Krankenhausreform als Möglichkeit für gezieltere Förderung

Eine Chance sieht die TK in der laufenden Krankenhausreform. Durch eine stärkere Konzentration und Spezialisierung medizinischer Leistungen könnten Investitionsmittel gezielter eingesetzt werden. Nach Auffassung der Krankenkasse könnten dadurch höhere Fördersummen für bedarfsnotwendige Krankenhäuser ermöglicht werden.

Voraussetzung sei allerdings eine konsequente Krankenhausplanung der Länder. Nur wenn klar sei, welche Standorte langfristig benötigt würden, könnten Investitionsmittel zielgerichtet eingesetzt werden. Die Reform biete damit nicht nur die Möglichkeit zur Strukturveränderung, sondern auch zur Verbesserung der Widerstandsfähigkeit der Gesundheitsversorgung.

Auch Pflegeeinrichtungen müssten stärker in den Fokus genommen werden. Neben technischen Maßnahmen wie Lüftung und Klimatisierung seien auch bauliche und natürliche Lösungen wichtig. Verschattete Außenbereiche, Begrünung und angepasste Gebäudeplanung könnten dazu beitragen, Belastungen durch hohe Temperaturen zu reduzieren.
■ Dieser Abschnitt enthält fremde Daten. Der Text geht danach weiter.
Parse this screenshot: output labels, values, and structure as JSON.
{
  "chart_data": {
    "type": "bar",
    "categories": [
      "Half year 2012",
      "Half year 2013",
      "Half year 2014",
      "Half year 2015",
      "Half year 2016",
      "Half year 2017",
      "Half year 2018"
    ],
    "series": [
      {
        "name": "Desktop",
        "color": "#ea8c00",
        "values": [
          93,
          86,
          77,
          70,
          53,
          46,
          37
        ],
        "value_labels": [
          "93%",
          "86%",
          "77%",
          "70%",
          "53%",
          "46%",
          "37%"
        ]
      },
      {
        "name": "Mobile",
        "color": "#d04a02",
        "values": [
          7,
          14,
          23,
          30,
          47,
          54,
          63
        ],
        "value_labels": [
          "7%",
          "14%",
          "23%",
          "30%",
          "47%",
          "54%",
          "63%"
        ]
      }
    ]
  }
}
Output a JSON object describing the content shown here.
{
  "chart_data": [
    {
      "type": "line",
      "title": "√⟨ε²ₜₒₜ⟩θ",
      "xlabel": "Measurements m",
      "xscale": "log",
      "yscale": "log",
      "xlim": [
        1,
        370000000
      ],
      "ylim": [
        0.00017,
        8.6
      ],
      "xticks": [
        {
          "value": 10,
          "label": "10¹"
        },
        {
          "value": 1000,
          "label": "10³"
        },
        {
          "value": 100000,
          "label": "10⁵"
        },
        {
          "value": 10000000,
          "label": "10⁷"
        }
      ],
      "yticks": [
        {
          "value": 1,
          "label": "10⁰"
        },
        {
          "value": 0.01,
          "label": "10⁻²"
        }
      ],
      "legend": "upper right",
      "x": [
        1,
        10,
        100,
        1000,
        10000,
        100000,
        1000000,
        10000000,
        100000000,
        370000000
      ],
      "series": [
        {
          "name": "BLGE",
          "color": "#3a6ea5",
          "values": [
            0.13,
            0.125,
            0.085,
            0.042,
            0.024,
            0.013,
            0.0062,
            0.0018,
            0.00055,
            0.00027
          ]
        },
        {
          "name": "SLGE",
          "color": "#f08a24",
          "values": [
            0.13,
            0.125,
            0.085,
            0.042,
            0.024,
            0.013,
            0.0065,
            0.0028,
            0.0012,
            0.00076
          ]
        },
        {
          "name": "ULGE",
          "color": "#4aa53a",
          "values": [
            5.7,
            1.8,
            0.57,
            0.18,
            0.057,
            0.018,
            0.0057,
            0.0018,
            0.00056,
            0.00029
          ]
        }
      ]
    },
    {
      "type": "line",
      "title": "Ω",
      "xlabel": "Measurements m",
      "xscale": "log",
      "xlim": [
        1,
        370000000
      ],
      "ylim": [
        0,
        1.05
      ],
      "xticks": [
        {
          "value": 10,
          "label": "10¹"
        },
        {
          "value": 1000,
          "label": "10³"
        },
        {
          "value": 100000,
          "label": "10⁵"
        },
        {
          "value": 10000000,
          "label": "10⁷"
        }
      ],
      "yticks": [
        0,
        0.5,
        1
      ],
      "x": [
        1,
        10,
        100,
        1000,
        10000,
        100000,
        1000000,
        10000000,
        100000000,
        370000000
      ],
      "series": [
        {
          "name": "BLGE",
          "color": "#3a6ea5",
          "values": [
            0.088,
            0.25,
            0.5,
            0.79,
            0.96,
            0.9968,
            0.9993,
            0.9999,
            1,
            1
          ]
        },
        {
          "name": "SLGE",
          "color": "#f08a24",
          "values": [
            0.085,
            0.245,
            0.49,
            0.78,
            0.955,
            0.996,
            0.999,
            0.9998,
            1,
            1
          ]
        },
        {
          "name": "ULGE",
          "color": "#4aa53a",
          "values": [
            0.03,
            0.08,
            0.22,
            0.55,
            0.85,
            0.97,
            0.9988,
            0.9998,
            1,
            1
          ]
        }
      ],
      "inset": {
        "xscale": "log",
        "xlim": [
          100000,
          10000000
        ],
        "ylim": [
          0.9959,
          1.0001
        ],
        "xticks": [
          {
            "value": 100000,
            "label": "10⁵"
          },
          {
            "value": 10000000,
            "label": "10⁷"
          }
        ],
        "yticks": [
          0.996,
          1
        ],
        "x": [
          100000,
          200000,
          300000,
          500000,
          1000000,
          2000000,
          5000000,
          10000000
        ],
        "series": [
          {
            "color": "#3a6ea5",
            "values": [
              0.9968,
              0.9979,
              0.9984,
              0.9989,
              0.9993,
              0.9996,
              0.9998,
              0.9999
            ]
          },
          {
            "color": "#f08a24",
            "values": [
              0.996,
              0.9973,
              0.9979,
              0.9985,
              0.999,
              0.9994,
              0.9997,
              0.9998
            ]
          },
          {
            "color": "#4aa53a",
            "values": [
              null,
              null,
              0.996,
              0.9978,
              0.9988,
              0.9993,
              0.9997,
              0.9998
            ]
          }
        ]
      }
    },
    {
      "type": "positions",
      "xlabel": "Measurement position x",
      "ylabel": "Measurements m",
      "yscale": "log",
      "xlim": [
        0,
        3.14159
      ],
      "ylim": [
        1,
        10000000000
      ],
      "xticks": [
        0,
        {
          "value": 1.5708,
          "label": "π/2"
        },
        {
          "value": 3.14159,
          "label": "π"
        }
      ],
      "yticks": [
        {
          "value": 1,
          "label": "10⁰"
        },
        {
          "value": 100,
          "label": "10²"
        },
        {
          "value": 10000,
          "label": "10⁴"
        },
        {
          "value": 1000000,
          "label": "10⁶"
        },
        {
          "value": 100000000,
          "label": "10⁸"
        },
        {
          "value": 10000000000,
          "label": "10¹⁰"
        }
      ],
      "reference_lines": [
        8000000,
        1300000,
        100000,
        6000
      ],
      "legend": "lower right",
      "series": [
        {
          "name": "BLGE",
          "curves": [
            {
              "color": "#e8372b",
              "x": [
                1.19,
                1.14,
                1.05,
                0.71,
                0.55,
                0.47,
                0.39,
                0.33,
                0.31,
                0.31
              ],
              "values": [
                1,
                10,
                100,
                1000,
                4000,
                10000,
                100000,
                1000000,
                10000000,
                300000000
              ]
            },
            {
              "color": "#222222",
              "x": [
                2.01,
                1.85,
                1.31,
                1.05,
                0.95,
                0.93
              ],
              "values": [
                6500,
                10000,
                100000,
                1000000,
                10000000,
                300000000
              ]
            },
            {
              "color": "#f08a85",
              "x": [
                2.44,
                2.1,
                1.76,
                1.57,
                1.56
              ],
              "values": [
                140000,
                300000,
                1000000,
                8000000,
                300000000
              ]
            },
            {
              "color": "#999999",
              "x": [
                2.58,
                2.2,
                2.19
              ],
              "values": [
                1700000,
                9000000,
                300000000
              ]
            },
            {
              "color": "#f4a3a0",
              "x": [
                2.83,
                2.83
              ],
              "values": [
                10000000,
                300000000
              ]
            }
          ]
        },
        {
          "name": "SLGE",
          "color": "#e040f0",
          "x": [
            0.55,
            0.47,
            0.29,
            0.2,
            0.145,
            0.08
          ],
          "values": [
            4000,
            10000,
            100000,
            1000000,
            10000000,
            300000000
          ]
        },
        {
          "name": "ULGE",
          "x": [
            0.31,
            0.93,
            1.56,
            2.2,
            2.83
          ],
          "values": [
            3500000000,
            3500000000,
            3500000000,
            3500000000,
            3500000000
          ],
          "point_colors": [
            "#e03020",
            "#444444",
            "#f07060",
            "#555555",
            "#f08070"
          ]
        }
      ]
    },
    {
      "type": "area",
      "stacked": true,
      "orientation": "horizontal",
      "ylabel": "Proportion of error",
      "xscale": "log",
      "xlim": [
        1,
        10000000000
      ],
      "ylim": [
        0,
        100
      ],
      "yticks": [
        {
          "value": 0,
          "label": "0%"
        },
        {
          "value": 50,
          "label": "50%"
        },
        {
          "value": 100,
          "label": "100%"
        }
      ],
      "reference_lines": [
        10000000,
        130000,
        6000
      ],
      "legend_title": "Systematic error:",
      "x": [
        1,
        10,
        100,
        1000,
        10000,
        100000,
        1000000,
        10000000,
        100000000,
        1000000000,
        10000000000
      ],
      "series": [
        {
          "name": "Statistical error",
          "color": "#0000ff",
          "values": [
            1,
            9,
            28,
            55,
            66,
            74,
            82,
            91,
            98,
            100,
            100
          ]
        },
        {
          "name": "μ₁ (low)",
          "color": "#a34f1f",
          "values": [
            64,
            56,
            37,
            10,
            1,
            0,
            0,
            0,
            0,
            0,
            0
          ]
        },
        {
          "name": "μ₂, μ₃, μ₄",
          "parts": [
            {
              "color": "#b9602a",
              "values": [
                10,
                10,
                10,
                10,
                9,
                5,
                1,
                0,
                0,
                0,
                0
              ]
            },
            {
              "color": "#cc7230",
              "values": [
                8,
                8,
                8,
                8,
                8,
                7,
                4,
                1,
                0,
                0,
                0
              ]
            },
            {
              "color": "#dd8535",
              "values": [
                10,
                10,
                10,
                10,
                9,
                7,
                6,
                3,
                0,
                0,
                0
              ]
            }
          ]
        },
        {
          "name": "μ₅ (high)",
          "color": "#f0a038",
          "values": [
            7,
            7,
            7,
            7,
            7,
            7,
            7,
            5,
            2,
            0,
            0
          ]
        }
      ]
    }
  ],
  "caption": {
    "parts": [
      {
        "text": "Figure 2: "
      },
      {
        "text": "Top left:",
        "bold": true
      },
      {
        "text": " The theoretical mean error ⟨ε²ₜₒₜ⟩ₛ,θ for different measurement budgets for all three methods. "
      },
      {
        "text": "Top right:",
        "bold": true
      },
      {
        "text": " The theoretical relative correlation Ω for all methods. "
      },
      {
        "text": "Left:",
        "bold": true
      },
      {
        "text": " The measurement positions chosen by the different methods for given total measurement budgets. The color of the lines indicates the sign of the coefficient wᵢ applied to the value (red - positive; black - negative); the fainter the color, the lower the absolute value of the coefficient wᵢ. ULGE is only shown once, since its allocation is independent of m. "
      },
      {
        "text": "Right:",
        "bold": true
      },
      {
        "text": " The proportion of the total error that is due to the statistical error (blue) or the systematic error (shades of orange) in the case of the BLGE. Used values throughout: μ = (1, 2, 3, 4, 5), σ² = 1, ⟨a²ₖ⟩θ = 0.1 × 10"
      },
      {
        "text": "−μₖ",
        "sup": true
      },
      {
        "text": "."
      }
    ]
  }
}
Klimaanpassung als Bestandteil moderner Gesundheitsversorgung

Die TK macht deutlich, dass Hitzeperioden künftig regelmäßig Bestandteil der Versorgungsrealität sein werden. Gesundheitsversorgung müsse deshalb nicht nur medizinisch leistungsfähig, sondern auch widerstandsfähig gegenüber äußeren Belastungen sein.

Der Schutz vor Hitze sei damit nicht allein eine Frage des Komforts, sondern ein wesentlicher Bestandteil der Patientensicherheit. Ohne entsprechende Investitionen in Gebäude, Technik und Infrastruktur könne die Versorgungssicherheit bei zunehmenden Extremwetterlagen langfristig gefährdet werden.